Mientras Ethel daba vueltas a sus pensamientos, observaba las manos de Teddy sobre el volante. No eran como las de Costa, eran como las de Noola. No eran de marinero, sino de oficial. Le acarició con una mano mientras le hablaba de sus lecciones de cocina y de la reacción de Costa a la comida única que ella había preparado.

Al llegar a su cruce, Teddy dio la vuelta alejándose del viejo lugar que habitaban.

– ¿Adonde vamos? -preguntó ella.

– A casa.

– ¿Y dónde está nuestra casa?

– Ya lo verás.

No insistió y siguió contándole sobre los platos griegos que le prepararía, sobre cada técnica culinaria que había aprendido.

Mientras hablaba, ella se imaginaba las manos de Teddy sobre las suyas, las suyas sobre las de él. Esta fantasía tenía lugar en un lugar suave, oscuro, en donde las luces estaban amortiguadas y los ruidos eran apagados.

– Tengo escrito todo lo que tu madre me enseñó. Te enseñaré mi libreta.

Ella le demostraría cuánto lo amaba. ¿Lo amaba? Podría. Todavía les quedaba una oportunidad.

– Todo comienza con el aceite de oliva -dijo Ethel-. ¡Todos los platos!
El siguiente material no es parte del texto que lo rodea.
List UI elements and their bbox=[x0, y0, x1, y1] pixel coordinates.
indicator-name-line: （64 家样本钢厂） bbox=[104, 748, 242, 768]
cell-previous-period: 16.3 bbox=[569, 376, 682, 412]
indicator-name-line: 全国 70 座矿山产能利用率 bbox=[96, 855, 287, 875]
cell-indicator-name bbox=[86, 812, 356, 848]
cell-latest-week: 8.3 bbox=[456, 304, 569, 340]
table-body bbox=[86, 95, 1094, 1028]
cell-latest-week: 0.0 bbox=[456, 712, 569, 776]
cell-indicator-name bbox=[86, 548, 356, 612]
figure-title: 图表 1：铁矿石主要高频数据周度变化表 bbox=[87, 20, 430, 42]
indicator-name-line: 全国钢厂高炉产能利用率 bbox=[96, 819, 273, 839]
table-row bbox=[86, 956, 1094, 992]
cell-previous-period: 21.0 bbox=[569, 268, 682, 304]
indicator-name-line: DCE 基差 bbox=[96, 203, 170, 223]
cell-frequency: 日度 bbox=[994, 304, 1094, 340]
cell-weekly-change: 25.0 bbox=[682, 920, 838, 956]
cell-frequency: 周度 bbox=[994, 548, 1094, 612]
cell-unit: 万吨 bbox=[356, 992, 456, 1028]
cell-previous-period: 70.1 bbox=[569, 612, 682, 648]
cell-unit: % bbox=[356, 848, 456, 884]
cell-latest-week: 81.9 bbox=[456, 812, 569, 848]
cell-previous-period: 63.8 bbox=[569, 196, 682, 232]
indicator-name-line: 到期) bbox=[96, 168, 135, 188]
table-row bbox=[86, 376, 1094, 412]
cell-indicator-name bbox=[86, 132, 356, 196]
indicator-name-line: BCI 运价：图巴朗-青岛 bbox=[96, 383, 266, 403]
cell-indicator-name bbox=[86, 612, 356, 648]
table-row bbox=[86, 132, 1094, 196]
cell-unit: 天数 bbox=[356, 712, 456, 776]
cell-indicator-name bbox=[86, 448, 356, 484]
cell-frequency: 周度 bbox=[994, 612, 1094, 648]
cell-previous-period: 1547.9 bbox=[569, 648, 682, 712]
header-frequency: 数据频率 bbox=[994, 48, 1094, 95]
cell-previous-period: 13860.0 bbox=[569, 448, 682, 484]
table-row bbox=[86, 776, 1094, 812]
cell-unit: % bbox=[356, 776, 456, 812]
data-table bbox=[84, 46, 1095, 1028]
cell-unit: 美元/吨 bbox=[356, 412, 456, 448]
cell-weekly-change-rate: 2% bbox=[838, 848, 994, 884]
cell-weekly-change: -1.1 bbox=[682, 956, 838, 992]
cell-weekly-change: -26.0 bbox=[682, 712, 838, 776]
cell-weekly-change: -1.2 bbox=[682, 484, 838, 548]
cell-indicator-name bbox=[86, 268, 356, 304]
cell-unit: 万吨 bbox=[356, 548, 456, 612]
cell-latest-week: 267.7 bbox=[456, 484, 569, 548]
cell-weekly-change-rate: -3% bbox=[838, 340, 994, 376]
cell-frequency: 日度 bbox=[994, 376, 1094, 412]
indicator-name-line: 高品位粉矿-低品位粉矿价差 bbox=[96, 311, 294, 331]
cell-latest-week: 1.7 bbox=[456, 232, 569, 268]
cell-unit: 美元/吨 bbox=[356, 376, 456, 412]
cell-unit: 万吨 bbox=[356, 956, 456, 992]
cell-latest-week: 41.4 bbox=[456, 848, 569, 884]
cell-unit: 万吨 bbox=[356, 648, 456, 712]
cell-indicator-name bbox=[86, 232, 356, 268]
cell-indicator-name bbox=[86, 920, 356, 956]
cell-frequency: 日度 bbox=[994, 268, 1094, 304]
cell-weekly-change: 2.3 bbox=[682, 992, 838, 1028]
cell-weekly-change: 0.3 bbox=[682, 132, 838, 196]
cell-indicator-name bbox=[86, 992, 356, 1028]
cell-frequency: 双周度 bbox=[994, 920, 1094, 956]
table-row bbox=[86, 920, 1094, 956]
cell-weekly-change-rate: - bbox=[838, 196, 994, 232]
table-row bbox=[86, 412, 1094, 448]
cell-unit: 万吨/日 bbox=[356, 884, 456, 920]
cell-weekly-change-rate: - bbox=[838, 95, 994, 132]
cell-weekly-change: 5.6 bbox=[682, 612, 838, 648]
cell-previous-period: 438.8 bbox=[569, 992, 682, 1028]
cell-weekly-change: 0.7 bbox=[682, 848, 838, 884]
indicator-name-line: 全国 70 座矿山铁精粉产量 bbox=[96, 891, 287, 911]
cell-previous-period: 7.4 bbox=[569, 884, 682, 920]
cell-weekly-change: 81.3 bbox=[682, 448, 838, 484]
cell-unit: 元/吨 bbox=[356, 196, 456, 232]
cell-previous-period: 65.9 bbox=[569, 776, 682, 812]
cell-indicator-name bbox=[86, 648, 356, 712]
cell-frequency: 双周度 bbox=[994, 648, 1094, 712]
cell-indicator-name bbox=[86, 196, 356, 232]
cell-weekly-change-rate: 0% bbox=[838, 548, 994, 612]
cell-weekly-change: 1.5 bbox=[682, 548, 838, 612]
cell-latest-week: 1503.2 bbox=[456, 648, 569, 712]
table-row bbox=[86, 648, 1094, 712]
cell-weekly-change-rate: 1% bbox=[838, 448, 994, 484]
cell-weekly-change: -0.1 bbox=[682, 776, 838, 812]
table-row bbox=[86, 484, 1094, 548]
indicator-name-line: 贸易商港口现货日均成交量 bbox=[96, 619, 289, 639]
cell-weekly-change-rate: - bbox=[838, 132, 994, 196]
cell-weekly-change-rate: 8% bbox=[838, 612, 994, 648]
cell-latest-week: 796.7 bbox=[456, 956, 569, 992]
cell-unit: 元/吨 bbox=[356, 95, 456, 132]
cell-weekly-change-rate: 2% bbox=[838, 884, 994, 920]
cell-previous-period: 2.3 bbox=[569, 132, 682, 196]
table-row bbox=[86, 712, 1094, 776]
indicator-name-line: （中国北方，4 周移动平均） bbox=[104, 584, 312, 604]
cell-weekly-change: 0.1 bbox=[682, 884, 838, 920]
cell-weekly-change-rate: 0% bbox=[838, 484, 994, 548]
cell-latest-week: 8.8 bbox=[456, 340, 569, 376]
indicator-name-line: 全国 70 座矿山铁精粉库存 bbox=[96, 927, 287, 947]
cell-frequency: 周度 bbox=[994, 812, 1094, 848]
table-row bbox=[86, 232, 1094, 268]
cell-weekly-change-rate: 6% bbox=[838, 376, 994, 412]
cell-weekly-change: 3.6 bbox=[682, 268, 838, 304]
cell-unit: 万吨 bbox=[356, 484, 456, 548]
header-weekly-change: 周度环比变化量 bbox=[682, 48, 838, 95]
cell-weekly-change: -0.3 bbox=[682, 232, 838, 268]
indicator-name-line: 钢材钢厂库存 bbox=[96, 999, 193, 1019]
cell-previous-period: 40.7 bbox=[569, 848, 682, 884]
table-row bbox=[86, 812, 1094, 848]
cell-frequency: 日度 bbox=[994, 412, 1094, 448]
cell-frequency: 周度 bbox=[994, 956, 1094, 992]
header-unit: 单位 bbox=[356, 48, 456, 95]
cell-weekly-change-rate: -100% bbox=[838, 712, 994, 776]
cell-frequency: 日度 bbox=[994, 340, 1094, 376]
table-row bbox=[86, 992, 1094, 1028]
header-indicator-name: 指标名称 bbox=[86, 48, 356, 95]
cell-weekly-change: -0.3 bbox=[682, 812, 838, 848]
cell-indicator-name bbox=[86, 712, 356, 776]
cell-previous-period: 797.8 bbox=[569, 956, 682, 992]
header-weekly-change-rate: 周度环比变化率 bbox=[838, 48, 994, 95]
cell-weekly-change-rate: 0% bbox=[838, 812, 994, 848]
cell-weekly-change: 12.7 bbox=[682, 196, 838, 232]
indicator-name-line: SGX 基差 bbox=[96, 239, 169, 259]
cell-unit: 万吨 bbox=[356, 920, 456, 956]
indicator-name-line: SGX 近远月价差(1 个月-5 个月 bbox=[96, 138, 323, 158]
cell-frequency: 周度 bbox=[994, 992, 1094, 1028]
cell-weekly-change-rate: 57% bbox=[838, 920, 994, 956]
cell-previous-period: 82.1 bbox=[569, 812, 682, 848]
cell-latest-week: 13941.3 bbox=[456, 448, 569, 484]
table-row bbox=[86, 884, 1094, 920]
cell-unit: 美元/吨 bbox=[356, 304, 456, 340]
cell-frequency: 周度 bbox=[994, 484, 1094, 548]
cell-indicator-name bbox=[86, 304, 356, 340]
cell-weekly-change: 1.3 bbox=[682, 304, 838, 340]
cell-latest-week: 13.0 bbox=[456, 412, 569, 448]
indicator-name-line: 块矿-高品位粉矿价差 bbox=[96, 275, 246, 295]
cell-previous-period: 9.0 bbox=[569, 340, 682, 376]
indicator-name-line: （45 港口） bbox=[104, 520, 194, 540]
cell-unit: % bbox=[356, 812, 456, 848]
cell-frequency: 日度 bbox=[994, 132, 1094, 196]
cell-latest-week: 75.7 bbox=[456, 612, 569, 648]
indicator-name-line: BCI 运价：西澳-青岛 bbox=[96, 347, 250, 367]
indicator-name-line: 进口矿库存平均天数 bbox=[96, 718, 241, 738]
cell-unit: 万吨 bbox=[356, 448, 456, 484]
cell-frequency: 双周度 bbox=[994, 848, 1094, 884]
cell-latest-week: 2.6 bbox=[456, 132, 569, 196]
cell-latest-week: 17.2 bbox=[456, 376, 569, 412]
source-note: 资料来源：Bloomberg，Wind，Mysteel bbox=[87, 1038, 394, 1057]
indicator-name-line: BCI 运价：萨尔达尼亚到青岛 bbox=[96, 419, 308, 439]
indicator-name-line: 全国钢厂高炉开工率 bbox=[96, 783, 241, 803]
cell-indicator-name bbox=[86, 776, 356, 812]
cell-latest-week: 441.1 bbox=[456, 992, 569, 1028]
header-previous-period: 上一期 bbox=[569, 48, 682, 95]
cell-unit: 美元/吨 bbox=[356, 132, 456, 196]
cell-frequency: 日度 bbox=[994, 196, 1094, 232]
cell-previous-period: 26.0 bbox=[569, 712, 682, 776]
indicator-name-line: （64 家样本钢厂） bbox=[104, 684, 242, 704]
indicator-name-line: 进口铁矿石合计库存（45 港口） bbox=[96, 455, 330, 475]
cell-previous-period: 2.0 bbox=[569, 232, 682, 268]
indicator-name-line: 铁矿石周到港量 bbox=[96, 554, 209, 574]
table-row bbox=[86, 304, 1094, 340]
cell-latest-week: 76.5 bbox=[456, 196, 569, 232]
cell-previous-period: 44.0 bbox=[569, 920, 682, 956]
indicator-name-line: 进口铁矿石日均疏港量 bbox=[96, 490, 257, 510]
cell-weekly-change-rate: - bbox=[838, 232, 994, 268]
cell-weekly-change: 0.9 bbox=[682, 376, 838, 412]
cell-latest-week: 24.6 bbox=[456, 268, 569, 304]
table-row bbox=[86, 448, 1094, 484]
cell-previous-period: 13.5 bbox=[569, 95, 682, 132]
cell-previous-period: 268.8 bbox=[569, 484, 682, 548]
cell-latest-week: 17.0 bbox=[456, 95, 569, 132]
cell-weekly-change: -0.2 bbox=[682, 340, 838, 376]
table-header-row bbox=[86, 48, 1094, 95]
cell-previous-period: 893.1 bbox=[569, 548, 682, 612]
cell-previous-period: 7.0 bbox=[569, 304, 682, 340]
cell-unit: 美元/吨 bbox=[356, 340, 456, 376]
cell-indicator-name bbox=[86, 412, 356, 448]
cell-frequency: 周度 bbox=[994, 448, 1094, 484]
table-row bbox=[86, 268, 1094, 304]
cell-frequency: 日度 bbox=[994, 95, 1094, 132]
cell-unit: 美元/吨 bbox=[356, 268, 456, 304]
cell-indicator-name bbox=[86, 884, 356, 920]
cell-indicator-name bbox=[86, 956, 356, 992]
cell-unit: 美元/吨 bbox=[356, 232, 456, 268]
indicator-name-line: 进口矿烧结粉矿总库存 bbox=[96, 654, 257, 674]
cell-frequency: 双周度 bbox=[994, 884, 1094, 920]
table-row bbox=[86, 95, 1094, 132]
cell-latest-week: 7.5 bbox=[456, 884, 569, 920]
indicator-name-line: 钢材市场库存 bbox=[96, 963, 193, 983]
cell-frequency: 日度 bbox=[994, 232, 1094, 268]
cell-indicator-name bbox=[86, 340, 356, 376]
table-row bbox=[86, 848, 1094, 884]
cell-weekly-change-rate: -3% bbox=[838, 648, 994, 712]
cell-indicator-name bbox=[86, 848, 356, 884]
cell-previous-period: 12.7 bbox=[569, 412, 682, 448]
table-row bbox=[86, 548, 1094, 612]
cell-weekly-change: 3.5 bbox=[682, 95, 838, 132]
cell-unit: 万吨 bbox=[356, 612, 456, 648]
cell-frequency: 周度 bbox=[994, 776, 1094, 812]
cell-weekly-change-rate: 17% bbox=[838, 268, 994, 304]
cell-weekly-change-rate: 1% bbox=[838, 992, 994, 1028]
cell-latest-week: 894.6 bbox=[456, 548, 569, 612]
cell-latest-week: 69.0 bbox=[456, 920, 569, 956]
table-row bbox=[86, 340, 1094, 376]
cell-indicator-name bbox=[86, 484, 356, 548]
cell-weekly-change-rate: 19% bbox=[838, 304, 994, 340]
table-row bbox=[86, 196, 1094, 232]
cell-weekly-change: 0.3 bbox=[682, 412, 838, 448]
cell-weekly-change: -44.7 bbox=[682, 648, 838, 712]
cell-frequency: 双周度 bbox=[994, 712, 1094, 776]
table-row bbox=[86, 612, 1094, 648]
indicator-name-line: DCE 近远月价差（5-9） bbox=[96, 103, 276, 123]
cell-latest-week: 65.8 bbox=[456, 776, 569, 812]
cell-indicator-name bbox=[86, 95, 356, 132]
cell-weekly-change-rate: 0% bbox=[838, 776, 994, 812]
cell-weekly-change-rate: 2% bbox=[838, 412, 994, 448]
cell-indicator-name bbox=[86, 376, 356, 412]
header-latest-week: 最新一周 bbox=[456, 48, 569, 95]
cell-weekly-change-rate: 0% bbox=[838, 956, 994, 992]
Deslizaría sus manos lentamente por encima del pecho de Teddy y hasta donde se le notaban las costillas. Seguiría hacia abajo por encima de su barriga ligeramente curvada, hacia arriba, y hacia abajo hasta el pelo púbico que brotaba de la pálida piel aceitunada. Sería muy gentil con su miembro, lo acariciaría ligeramente. Dejaría que sus dedos se deslizaran bajo su saquito, para palpar gentilmente sus piedras preciosas.

¿Sonreía Teddy? ¿Había adivinado quizá lo que ella estaba pensando?

– Y si no son cebollas, son ajos. Adoro el ajo ahora.

Y cuando se alzara su pene ella lo dejaría caer de nuevo. Le enseñaría a no precipitarse. Una chica de Tucson le había contado que era como entrenar a un perro a esperar su comida. Tenías que entrenar a tu marido a no tragar. Llámese incitación, llámese técnica: ella lo incitaría, cambiaría su técnica.

– ¡Yogur! Ahora ya podré preparar el nuestro -se oyó que estaba diciendo-. Es mejor que eso que se come la chica de la tele. Ya verás.